In order to curb the liability that comes with a general partnership, many business owners now opt to create limited partnerships. This structure allows business owners to be either general partners or “limited partners,” who are not personally liable for business debts and have a reduced role in business decision-making and development.
In order to create a limited partnership, a business must still have at least one general partner who remains personally liable for debts and can make important decisions on behalf of the partnership. All remaining partners can be limited partners who still contribute financially to the organization but who cannot act as agents on behalf of the partnership or otherwise unilaterally make decisions for the business.
The Limited Partner Role
If you are considering the creation of a limited partnership, it is important to know what limited partners can and cannot do. Limited partners still provide financial input and backing to support the creation of the partnership. However, in so doing, they do not become liable for the financial debts of the partnership.
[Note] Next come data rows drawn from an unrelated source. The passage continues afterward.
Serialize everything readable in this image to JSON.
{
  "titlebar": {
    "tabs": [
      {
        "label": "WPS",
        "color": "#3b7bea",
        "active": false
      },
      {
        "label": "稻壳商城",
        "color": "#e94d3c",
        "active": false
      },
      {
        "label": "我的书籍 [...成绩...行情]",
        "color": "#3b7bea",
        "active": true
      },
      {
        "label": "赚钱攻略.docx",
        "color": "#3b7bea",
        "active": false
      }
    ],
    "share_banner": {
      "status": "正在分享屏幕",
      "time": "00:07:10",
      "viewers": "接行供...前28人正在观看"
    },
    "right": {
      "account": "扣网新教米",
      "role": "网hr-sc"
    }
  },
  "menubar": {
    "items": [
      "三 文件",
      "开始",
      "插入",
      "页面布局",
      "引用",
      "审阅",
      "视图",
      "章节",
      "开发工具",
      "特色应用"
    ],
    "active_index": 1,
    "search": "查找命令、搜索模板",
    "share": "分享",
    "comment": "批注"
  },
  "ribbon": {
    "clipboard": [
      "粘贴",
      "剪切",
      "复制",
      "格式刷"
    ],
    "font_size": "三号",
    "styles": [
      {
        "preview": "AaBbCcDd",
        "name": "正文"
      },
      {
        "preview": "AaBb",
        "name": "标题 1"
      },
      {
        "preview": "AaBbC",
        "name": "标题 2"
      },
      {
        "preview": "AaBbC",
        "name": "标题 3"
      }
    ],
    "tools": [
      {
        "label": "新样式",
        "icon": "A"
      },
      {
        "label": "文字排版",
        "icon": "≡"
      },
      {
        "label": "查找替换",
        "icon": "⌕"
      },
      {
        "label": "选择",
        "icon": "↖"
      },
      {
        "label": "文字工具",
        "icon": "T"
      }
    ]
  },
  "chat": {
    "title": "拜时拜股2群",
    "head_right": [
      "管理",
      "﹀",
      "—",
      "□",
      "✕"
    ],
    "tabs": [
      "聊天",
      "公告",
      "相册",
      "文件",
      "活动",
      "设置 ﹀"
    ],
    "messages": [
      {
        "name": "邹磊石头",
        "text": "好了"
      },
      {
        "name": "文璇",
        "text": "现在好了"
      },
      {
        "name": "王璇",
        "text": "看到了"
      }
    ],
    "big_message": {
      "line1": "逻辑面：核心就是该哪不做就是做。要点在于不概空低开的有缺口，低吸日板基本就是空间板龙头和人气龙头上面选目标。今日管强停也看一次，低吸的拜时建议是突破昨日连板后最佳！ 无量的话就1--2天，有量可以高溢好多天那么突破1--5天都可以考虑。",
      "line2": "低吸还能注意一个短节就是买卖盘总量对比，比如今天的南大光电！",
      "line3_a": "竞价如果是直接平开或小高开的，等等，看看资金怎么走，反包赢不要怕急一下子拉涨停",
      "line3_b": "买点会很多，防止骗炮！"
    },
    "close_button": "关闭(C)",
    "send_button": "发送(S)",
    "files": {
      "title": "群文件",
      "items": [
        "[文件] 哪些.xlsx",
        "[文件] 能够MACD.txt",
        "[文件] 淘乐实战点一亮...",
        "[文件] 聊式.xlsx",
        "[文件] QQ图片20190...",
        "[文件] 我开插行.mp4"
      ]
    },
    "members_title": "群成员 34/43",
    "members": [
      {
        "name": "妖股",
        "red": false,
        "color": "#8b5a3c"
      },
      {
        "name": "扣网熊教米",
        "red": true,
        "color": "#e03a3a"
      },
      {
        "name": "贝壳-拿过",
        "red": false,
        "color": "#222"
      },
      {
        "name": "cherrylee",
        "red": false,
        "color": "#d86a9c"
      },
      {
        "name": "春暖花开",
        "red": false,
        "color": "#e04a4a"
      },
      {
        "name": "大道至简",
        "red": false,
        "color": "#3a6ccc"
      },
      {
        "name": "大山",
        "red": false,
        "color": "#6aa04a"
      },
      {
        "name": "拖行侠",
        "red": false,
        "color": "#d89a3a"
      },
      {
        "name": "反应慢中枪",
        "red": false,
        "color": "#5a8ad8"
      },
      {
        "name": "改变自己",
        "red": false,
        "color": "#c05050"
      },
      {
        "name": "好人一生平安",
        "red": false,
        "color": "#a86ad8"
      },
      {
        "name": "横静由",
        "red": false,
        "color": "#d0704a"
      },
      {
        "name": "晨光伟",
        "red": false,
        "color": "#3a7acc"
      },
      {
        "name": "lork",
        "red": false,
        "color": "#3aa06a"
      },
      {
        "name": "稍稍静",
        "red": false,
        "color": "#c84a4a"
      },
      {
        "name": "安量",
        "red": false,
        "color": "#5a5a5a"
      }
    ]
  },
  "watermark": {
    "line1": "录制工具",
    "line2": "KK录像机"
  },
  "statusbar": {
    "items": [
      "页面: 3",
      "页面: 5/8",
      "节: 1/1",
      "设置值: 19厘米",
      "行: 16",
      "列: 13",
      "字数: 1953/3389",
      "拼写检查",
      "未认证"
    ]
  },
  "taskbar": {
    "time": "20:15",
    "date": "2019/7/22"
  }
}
This is a significant protection for potential partners because it avoids the possibility that an individual could be made to satisfy a business’ liabilities with personal assets. This does not mean, however, that a limited partner is entitled to always recoup his or her initial investment. If the business does poorly, this investment can be lost.
In exchange for limited liability, a limited partner gives up certain management powers in a limited partnership. A limited partner cannot complete business deals on behalf of the business and typically has a minimal management role in the partnership. Some states allow limited partners to vote on important business issues, such as the inclusion or removal of partners, while others do not.
Finally, limited partners have a different tax status from general partners. Since limited partners are not active participants in the operation of the business, they are not considered to be “employees” and are not required to pay an employment tax on the income they earn through their partnership. Conversely, active general partners are required to pay self-employment taxes on their share of profits.
If you are considering the formation of a business with one or more other individuals, you may be interested in the creation of a partnership to oversee business responsibilities. In order to limit personal exposure during this process and minimize liability, a limited partnership can be a good structural option for your needs, as can a limited liability partnership.